Schweppes main competitor, Coca-Cola Amatil are also reported to have increased their prices by up to six percent in anticipation that costs of production will face a 2.5 percent hike.
Citigroup analyst, Gino Rossi said that less aggressive discounting by both Coca-Cola and Schweppes will take pressure off profit margins in 2014.
CCA will be releasing its full year results within the coming week and analysts are expecting Australian beverage earnings to take a nine percent hit to $570m – a direct result of a five percent fall in volume. Group earnings are also expected to fall by 6.5 percent – a figure that is consistent with the company’s forecast.
The AFR reports that CCA was unable to raise prices last year to cover a 1.7 percent rise in costs and is also believed to have lost supermarket share due to Schweppes’ aggressive discounting campaigns.

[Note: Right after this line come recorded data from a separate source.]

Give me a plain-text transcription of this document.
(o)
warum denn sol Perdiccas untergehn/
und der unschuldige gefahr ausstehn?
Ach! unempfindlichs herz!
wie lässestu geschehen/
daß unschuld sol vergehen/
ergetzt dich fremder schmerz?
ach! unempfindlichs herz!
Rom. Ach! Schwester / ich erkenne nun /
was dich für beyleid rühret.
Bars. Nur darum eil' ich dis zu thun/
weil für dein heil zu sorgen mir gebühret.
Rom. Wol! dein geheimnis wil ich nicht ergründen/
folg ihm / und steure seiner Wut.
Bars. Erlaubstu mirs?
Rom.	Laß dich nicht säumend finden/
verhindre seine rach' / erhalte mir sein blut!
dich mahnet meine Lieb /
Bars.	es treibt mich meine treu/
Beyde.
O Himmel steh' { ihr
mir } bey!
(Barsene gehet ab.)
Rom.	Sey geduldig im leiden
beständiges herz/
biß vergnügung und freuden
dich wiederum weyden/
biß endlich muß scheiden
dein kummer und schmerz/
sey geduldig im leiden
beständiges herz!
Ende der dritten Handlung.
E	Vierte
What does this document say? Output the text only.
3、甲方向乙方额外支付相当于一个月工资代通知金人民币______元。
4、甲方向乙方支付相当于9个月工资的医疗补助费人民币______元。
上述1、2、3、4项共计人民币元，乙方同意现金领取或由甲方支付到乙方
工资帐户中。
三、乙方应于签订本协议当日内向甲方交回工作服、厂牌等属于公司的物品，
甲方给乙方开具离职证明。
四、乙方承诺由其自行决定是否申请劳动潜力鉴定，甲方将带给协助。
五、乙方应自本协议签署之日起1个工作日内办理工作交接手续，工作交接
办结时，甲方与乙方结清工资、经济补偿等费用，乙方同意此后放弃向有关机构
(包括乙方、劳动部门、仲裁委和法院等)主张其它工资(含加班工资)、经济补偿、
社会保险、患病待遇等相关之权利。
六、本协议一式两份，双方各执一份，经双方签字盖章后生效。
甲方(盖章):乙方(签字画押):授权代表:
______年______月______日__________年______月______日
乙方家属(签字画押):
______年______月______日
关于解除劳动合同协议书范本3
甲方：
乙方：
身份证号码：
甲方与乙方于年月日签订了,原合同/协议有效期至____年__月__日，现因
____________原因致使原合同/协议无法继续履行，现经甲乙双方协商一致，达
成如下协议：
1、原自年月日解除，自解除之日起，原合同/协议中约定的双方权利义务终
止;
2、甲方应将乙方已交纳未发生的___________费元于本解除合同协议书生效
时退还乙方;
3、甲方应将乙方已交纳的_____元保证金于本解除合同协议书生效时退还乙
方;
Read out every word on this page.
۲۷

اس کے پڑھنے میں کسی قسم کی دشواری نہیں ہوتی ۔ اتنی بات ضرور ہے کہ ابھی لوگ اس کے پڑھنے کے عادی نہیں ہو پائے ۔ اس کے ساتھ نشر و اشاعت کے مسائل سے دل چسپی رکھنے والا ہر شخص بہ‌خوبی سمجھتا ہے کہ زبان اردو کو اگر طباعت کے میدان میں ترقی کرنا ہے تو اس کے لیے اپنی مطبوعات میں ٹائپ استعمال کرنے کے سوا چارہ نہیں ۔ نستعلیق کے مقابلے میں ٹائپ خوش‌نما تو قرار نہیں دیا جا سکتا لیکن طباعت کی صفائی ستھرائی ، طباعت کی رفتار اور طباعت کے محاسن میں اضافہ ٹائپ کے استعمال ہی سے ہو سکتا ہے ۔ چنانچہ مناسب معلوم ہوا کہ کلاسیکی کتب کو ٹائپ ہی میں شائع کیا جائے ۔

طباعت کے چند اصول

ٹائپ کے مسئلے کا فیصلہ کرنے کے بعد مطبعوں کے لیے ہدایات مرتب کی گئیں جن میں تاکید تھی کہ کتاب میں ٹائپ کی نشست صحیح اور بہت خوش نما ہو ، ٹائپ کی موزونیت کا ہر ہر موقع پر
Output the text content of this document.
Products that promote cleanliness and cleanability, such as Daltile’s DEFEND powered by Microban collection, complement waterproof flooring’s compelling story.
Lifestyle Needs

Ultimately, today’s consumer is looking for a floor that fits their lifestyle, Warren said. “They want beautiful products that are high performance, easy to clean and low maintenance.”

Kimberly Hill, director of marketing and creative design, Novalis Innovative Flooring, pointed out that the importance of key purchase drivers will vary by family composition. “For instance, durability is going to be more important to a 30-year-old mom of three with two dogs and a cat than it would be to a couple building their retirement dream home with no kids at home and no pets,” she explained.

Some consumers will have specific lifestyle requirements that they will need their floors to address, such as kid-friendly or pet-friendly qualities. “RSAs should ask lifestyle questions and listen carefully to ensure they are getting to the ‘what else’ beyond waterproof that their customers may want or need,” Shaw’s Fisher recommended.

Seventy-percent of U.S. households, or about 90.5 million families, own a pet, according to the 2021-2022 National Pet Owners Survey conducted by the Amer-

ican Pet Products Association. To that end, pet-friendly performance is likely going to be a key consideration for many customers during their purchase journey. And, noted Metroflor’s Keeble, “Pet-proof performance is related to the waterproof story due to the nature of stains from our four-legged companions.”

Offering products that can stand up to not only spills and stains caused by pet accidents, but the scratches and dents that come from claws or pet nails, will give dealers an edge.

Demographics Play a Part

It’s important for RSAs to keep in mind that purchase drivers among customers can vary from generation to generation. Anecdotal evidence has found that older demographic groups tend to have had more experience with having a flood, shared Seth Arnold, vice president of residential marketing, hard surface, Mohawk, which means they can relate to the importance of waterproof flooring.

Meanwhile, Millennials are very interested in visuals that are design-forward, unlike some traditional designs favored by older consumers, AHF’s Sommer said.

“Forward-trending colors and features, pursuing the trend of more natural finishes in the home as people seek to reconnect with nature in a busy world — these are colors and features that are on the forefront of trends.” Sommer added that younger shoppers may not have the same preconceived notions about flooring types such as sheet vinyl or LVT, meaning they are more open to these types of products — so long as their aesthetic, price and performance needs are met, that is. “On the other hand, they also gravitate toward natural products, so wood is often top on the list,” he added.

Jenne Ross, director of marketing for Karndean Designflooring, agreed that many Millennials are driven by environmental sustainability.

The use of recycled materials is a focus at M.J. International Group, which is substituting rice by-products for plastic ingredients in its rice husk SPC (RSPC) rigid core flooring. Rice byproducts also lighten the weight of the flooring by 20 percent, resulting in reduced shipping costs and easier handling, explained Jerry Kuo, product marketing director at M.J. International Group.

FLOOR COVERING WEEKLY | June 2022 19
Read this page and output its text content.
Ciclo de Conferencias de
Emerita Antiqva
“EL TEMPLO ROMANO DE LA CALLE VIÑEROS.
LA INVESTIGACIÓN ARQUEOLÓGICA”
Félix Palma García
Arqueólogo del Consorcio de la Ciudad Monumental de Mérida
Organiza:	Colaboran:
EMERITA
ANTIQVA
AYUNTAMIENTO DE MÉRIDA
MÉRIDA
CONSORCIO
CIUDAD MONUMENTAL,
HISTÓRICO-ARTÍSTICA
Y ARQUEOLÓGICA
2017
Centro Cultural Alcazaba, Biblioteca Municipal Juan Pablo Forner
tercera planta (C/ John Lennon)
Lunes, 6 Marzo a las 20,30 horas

According to Citigroup, Schweppes - which was bought by Japanese beverage giant Asahi for $1.8b in 2009 - wants to achieve a 10 percent increase in margins by 2015, a figure much higher than the 2.7 percent increase that it reported in the first half of 2013.
“Schweppes’ pricing in the second half of 2013 has been stronger, perhaps reflecting an attempt to meet this guidance,” Rossi told AFR.
“In order to achieve its targets, we expect Schweppes will have to deliver reasonable pricing growth.”